We know that women spend up to 90% of their income on their families and are responsible for up to 80% of food production in many low and middle-income countries. These women run families and businesses.
And we also know that mobile phones are uniquely positioned as tools for growth in our era. Research has shown that mobile phones are associated with faster economic and business growth.
Combining the two – the role of women and the power of a mobile phone – has the potential for exponential impact. It’s the perfect, and the obvious combination; empowering women through the benefits of mobile phone ownership is the easiest and most straightforward measure we can adopt to advance social and economic growth in developing countries.
Speaker notes of Brooke Partridge, Vital Wave Consulting
The Role of mServices
After dropping that bombshell on the Technology Salon, Brooke went on to explain that closing the mobile phone gender gap will not be easy. Of course cost and access are issues, but she found that perceived need is the largest barrier to female adoption.

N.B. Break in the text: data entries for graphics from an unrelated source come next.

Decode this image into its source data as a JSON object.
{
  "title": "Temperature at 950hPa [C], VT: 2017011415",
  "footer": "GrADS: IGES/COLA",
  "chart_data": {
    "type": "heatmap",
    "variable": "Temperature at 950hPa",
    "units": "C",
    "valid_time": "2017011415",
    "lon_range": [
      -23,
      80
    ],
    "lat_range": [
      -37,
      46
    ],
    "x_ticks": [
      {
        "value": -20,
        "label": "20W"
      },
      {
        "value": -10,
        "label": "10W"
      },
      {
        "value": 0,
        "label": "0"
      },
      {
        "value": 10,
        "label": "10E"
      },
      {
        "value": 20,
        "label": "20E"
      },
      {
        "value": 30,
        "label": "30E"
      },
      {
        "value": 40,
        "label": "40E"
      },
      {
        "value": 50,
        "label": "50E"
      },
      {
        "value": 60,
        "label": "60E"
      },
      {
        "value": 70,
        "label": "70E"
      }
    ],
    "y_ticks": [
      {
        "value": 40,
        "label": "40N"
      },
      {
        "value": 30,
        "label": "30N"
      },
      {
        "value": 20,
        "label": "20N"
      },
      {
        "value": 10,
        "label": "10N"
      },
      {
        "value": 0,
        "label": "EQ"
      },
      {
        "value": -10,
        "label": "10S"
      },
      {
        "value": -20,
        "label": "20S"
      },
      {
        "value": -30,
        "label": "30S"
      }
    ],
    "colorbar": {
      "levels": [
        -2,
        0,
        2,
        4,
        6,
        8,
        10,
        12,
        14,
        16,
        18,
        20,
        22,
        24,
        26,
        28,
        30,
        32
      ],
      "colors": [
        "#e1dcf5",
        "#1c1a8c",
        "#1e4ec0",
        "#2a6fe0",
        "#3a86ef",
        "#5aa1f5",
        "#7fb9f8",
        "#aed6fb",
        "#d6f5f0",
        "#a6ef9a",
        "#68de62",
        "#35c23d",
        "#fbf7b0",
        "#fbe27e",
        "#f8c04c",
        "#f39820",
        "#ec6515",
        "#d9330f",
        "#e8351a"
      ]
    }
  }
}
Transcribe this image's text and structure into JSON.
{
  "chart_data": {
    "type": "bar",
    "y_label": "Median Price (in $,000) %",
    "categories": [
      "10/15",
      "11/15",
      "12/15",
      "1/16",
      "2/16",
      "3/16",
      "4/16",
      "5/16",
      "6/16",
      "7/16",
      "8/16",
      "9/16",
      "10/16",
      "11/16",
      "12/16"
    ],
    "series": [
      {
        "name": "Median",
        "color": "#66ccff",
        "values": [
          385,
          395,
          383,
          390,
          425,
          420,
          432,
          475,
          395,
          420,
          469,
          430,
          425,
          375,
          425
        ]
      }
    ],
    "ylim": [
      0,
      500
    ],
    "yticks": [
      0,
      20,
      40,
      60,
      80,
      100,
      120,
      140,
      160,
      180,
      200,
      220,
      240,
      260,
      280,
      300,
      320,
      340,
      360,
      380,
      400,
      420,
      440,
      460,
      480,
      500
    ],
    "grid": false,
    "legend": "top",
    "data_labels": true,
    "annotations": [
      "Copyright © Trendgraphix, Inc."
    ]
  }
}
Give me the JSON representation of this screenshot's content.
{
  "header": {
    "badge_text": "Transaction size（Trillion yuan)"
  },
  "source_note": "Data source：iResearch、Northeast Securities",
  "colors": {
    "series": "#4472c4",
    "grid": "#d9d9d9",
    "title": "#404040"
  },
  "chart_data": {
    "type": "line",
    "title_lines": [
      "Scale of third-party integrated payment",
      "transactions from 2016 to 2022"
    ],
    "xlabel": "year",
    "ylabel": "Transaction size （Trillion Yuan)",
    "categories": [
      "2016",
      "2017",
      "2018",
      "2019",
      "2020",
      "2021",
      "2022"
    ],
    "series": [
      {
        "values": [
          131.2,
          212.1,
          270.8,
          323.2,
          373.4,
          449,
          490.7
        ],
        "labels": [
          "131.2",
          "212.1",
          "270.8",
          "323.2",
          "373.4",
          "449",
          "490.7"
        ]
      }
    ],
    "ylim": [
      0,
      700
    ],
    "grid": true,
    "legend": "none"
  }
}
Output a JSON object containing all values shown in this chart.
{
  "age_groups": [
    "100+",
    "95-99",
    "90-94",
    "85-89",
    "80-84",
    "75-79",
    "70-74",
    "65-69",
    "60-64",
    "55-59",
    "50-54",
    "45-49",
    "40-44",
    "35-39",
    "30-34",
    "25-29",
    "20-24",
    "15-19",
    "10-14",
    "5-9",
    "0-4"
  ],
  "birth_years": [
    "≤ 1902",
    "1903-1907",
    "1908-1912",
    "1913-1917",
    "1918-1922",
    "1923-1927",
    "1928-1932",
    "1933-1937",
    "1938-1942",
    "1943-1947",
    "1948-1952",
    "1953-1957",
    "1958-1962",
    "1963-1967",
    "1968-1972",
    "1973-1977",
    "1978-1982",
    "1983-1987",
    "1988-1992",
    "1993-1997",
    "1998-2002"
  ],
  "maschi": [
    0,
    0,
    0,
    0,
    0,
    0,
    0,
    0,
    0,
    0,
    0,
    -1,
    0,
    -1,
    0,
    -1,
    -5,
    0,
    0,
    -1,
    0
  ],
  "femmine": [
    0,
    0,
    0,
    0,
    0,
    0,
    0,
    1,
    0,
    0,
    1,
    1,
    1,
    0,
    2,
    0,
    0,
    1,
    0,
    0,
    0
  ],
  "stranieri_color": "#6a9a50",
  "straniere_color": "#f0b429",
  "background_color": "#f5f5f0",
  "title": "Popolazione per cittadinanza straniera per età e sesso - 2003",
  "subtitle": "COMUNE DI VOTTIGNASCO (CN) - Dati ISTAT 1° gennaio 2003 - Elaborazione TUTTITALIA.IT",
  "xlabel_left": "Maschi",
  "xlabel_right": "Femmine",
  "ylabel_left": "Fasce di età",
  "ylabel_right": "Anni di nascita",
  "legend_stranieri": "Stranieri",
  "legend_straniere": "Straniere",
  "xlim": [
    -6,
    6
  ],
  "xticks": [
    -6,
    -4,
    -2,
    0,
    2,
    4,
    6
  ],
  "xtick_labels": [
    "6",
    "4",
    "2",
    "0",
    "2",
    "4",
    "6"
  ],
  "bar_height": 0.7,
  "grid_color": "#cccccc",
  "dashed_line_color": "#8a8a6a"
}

Women, it turns out, just see a phone as a communication device for talking with those that they already know. And if everyone they know is near to them – in their family or community, they don’t feel the need for a device to reach them. Either they can easily walk to them or can borrow someone else’s phone to call them when needed.
So how to drive adoption, close the gender gap, and increase economic development? mServices. In the Salon, we brainstormed on what those mServices could be, and came up with these four:
- mPayments: With M-Pesa reaching throughput equal to an astounding 11% of Kenya’s GDP in 2009, its the killer mServices application. In her research, Brooke found Kenyan women to be more aware of the value that mServices could provide them, because of their exposure to M-Pesa.
- mEmployment: Remembering that 50% of women looked for jobs or increased income through mobile phone usage, we quickly agreed that mobile job boards or an mCraigslist would be popular if targeted at women.
- mHealth: Women are usually the home health provider, so offering them healthcare services (advice to diagnosis to treatment) over mobile phones should be an obvious mService
- mAgriculture: Women are responsible for up to 80% of locally-consumed food production, so they should be the target farmers in mobile agriculture services.
mServices have barriers to deployment. The services need to be very low cost, and yet high volume to be sustainable over millions of often rural and poor users. And to scale them beyond interesting pilots, there needs to be ongoing early-stage support – both capacity building and financial – that’s often missing in the gap between public donor program and private venture capital.
And of course, as we’ve found in previous Salons, sustainaiblity and scale are relative and contentious. Scale can be a community, a province, a country, or a continent depending on who is measuring sustainability. In the world of mobile phone operators, its almost always in the millions – either subscribers or revenue.
Women + Mobile Phones + mServices = Economic Development
Brooke concluded the Salon by remind us that while the mobile phone gender gap may look like $13 Billion dollar for-profit problem, mServices deserve attention from women’s groups and development organizations.
Scaling mServices is the key to closing the mobile phone gender gap, mobile phone ownership will empower women across the developing world with new access to information, services, and goods, and therefore mobile phones usage by women is directly linked with, and will result in, overall economic development.